I moved out of my apartment on Dec. 31. For more than a month after moving out the landlord did not contact me about my security deposit, despite him having my phone number and forwarding address. I contacted my ex-landlord this week and asked him to send the security deposit to me. He told me that damages to the apartment were in excess of the security deposit and sent me a receipt itemizing damages and cleaning costs that were completely bogus.
Question: Because the landlord waited more than 21 days to issue the receipt, am I AUTOMATICALLY entitled to a refund of the security deposit (regardless of the landlord's claims of damage) if I file suit?
Am I AUTOMATICALLY entitled to treble damages if I file suit, or must I prove his cleaning charges and claims of damage are false?
As the plaintiff you will still be required to prove that you are entitled to a refund of your security deposit. Further, even if you prove that the landlord did not reasonably incur the claiming repair or cleaning costs, you can only recover treble damages if you prove the landlord acted in bad faith. Civil Code 1950.5
No, not automatically. However, you should be entitled to get back your entire deposit. According to the California Supreme Court decision in the case of Granberry v.

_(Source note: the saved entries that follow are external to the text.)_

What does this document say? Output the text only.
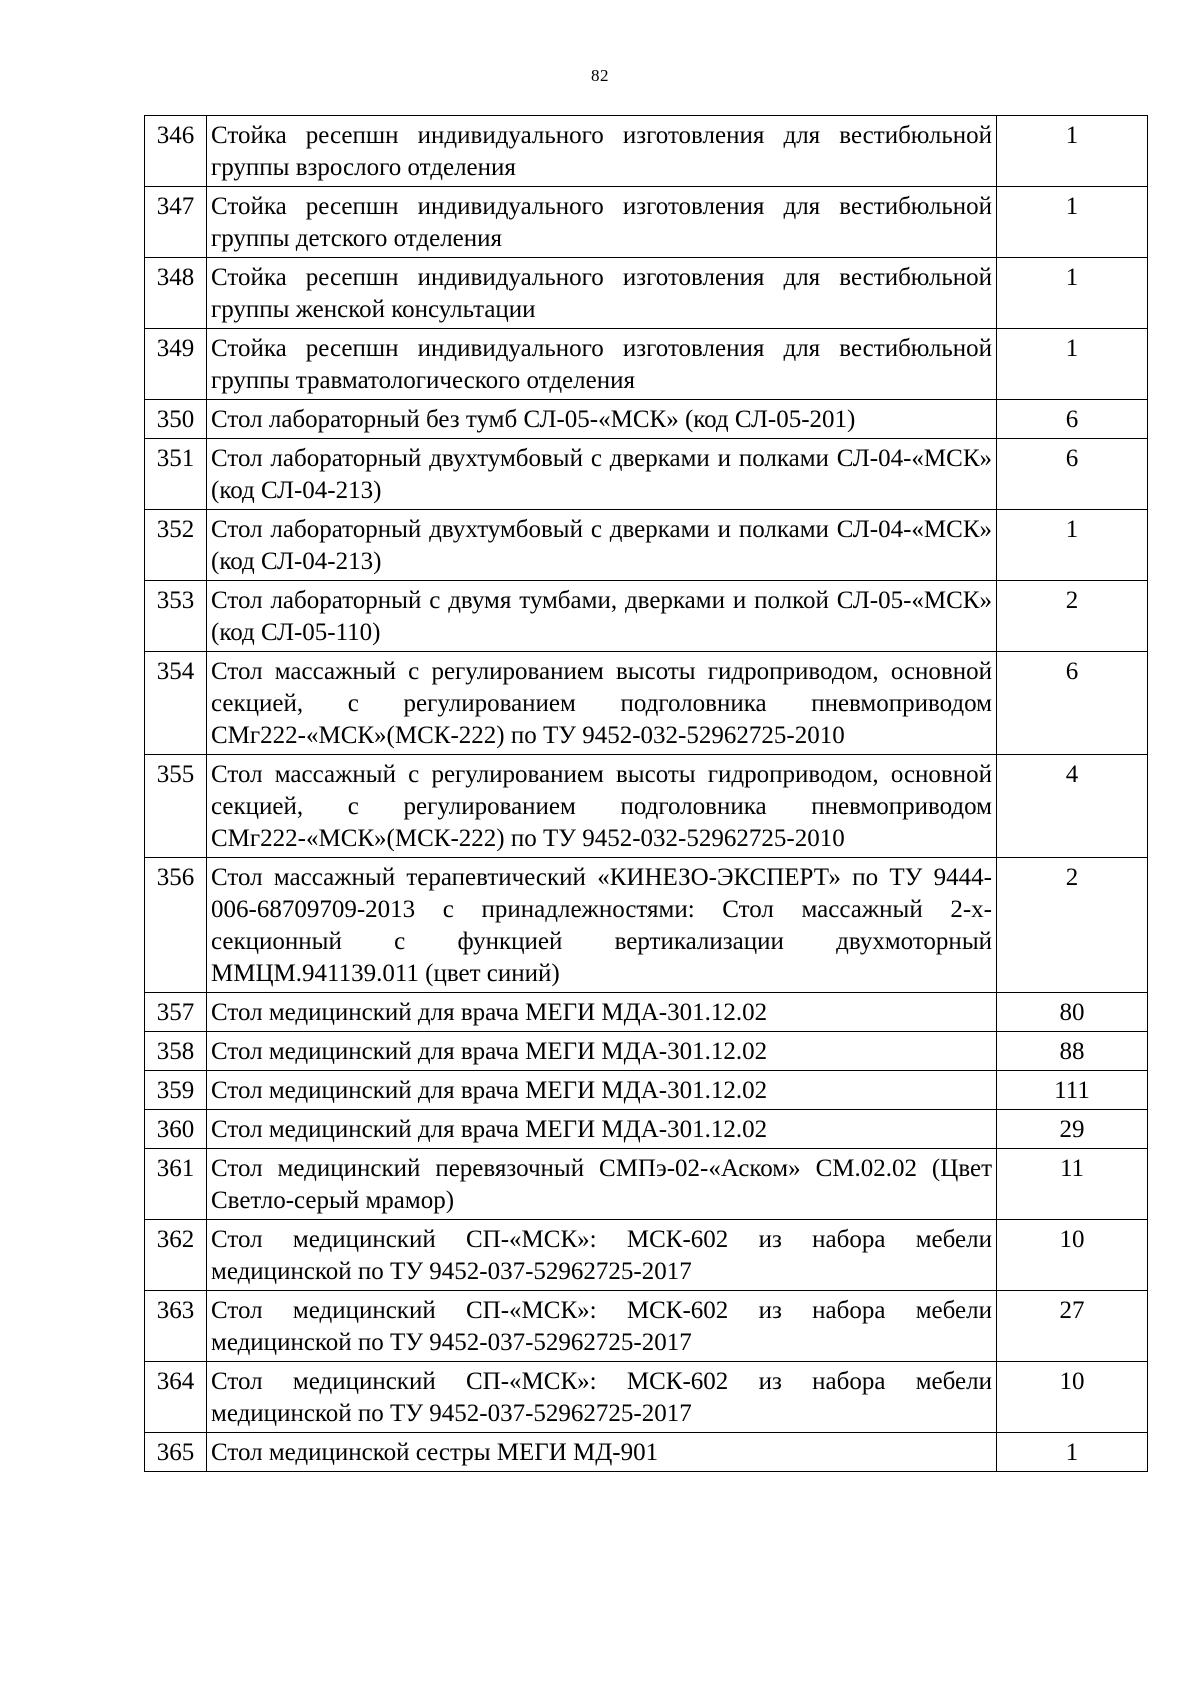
82
346	Стойка ресепшн индивидуального изготовления для вестибюльной группы взрослого отделения	1
347	Стойка ресепшн индивидуального изготовления для вестибюльной группы детского отделения	1
348	Стойка ресепшн индивидуального изготовления для вестибюльной группы женской консультации	1
349	Стойка ресепшн индивидуального изготовления для вестибюльной группы травматологического отделения	1
350	Стол лабораторный без тумб СЛ-05-«МСК» (код СЛ-05-201)	6
351	Стол лабораторный двухтумбовый с дверками и полками СЛ-04-«МСК» (код СЛ-04-213)	6
352	Стол лабораторный двухтумбовый с дверками и полками СЛ-04-«МСК» (код СЛ-04-213)	1
353	Стол лабораторный с двумя тумбами, дверками и полкой СЛ-05-«МСК» (код СЛ-05-110)	2
354	Стол массажный с регулированием высоты гидроприводом, основной секцией, с регулированием подголовника пневмоприводом СМг222-«МСК»(МСК-222) по ТУ 9452-032-52962725-2010	6
355	Стол массажный с регулированием высоты гидроприводом, основной секцией, с регулированием подголовника пневмоприводом СМг222-«МСК»(МСК-222) по ТУ 9452-032-52962725-2010	4
356	Стол массажный терапевтический «КИНЕЗО-ЭКСПЕРТ» по ТУ 9444-006-68709709-2013 с принадлежностями: Стол массажный 2-х-секционный с функцией вертикализации двухмоторный ММЦМ.941139.011 (цвет синий)	2
357	Стол медицинский для врача МЕГИ МДА-301.12.02	80
358	Стол медицинский для врача МЕГИ МДА-301.12.02	88
359	Стол медицинский для врача МЕГИ МДА-301.12.02	111
360	Стол медицинский для врача МЕГИ МДА-301.12.02	29
361	Стол медицинский перевязочный СМПэ-02-«Аском» СМ.02.02 (Цвет Светло-серый мрамор)	11
362	Стол медицинский СП-«МСК»: МСК-602 из набора мебели медицинской по ТУ 9452-037-52962725-2017	10
363	Стол медицинский СП-«МСК»: МСК-602 из набора мебели медицинской по ТУ 9452-037-52962725-2017	27
364	Стол медицинский СП-«МСК»: МСК-602 из набора мебели медицинской по ТУ 9452-037-52962725-2017	10
365	Стол медицинской сестры МЕГИ МД-901	1
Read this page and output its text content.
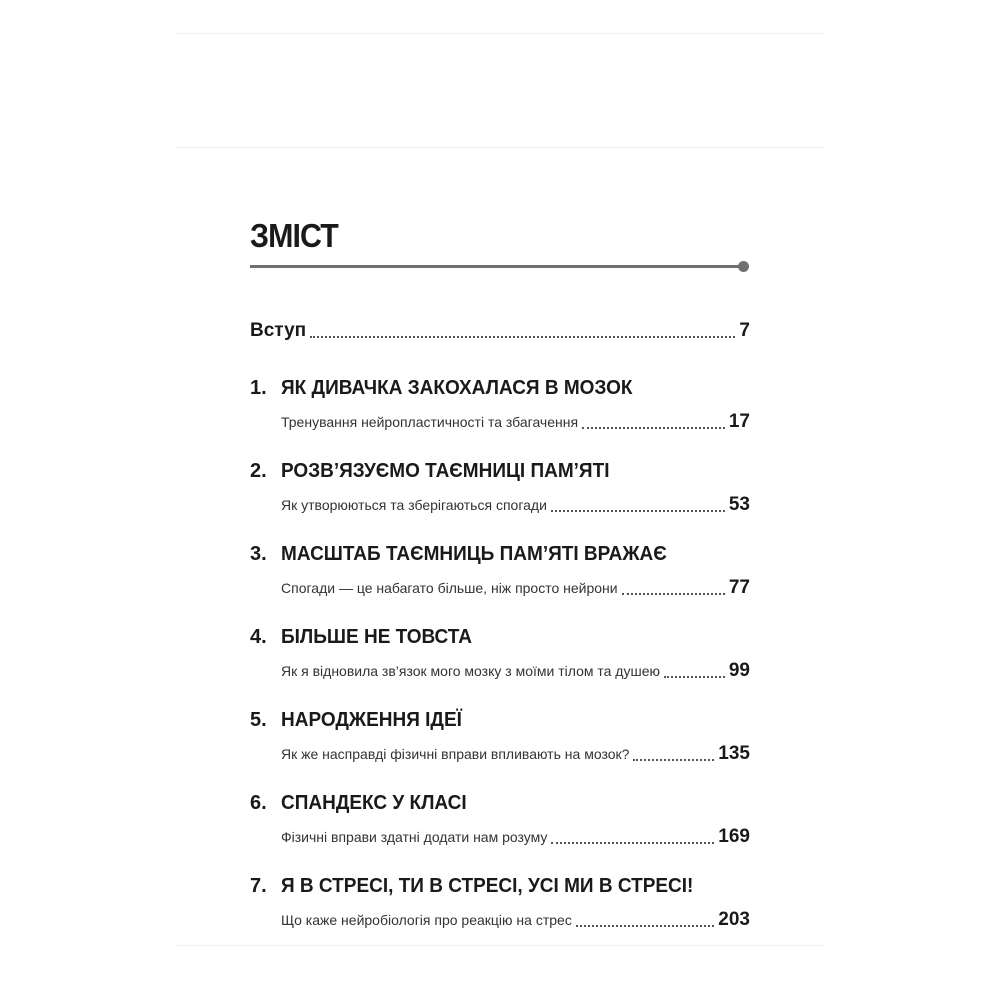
ЗМІСТ
Вступ	7
1. ЯК ДИВАЧКА ЗАКОХАЛАСЯ В МОЗОК
Тренування нейропластичності та збагачення	17
2. РОЗВ’ЯЗУЄМО ТАЄМНИЦІ ПАМ’ЯТІ
Як утворюються та зберігаються спогади	53
3. МАСШТАБ ТАЄМНИЦЬ ПАМ’ЯТІ ВРАЖАЄ
Спогади — це набагато більше, ніж просто нейрони	77
4. БІЛЬШЕ НЕ ТОВСТА
Як я відновила зв’язок мого мозку з моїми тілом та душею	99
5. НАРОДЖЕННЯ ІДЕЇ
Як же насправді фізичні вправи впливають на мозок?	135
6. СПАНДЕКС У КЛАСІ
Фізичні вправи здатні додати нам розуму	169
7. Я В СТРЕСІ, ТИ В СТРЕСІ, УСІ МИ В СТРЕСІ!
Що каже нейробіологія про реакцію на стрес	203
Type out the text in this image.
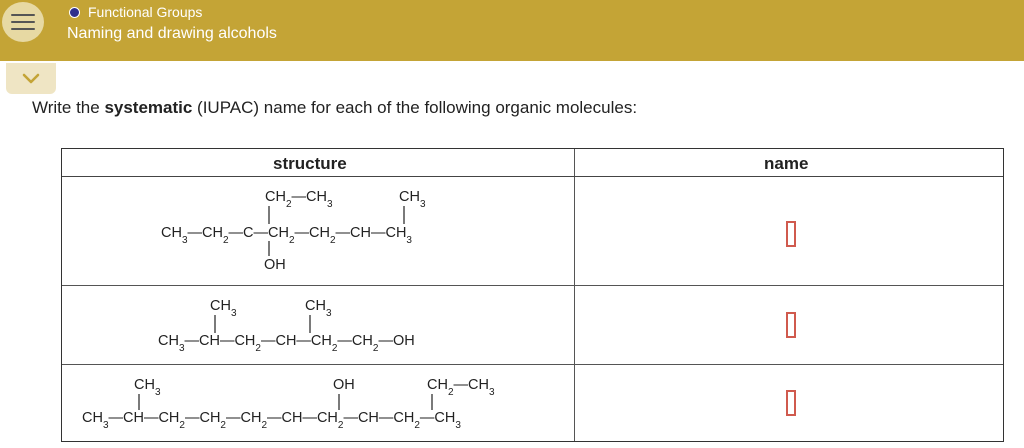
Functional Groups
Naming and drawing alcohols
Write the systematic (IUPAC) name for each of the following organic molecules:
structure	name
$CH_2—CH_3$	$CH_3$
$CH_3—CH_2—C—CH_2—CH_2—CH—CH_3$
OH
$CH_3$	$CH_3$
$CH_3—CH—CH_2—CH—CH_2—CH_2—OH$
$CH_3$	OH	$CH_2—CH_3$
$CH_3—CH—CH_2—CH_2—CH_2—CH—CH_2—CH—CH_2—CH_3$
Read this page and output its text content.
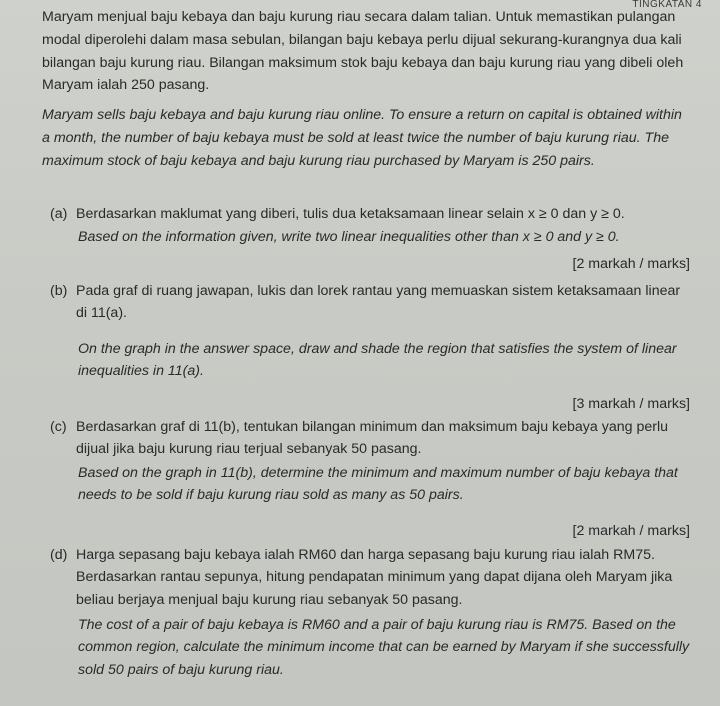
TINGKATAN 4
Maryam menjual baju kebaya dan baju kurung riau secara dalam talian. Untuk memastikan pulangan modal diperolehi dalam masa sebulan, bilangan baju kebaya perlu dijual sekurang-kurangnya dua kali bilangan baju kurung riau. Bilangan maksimum stok baju kebaya dan baju kurung riau yang dibeli oleh Maryam ialah 250 pasang.
Maryam sells baju kebaya and baju kurung riau online. To ensure a return on capital is obtained within a month, the number of baju kebaya must be sold at least twice the number of baju kurung riau. The maximum stock of baju kebaya and baju kurung riau purchased by Maryam is 250 pairs.
(a) Berdasarkan maklumat yang diberi, tulis dua ketaksamaan linear selain x ≥ 0 dan y ≥ 0.
Based on the information given, write two linear inequalities other than x ≥ 0 and y ≥ 0.
[2 markah / marks]
(b) Pada graf di ruang jawapan, lukis dan lorek rantau yang memuaskan sistem ketaksamaan linear di 11(a).
On the graph in the answer space, draw and shade the region that satisfies the system of linear inequalities in 11(a).
[3 markah / marks]
(c) Berdasarkan graf di 11(b), tentukan bilangan minimum dan maksimum baju kebaya yang perlu dijual jika baju kurung riau terjual sebanyak 50 pasang.
Based on the graph in 11(b), determine the minimum and maximum number of baju kebaya that needs to be sold if baju kurung riau sold as many as 50 pairs.
[2 markah / marks]
(d) Harga sepasang baju kebaya ialah RM60 dan harga sepasang baju kurung riau ialah RM75. Berdasarkan rantau sepunya, hitung pendapatan minimum yang dapat dijana oleh Maryam jika beliau berjaya menjual baju kurung riau sebanyak 50 pasang.
The cost of a pair of baju kebaya is RM60 and a pair of baju kurung riau is RM75. Based on the common region, calculate the minimum income that can be earned by Maryam if she successfully sold 50 pairs of baju kurung riau.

Islay Investments (1995) 9 Cal.4th 738, 745, after the 21 days have transpired, the landlord loses the right to keep any of the security deposit and must return the entire deposit to the tenant.
No, not automatically. Bad faith retention penalties under Civil Code section 1950.5(l) are rarely awarded. A tenant would have to prove to the court that the landlord acted in bad faith in refusing to return your security deposit. This normally means that you have to prove the landlord intentionally acted to deprive you of your security deposit. If the landlord didn't provide notice of the right to an initial inspection, it kind of shows lack of intent. If the landlord did conduct an initial inspection and made promises at that time to the tenant that the deposit would be fully refunded because the place was immaculate and well-kept, but then not only withheld the entire deposit despite having the tenant's new address, but also billed the tenant for thousands and thousands of dollars to discourage the tenant from suing in small claims court, that might constitute bad faith.
Frank W. Chen has been licensed to practice law in California since 1988. The information presented here is general in nature and is not intended, nor should be construed, as legal advice for a particular case. This Avvo.com posting does not create any attorney-client relationship with the author. For specific advice about your particular situation, please consult with your own attorney.
Real Estate Attorney
The landlord who does not meet the 21-day rule must return the security deposit. But that landlord may still turn around and sue the tenant for any damage or unpaid rent. The landlord may also bring a cross-complaint when the tenant sues for the deposit.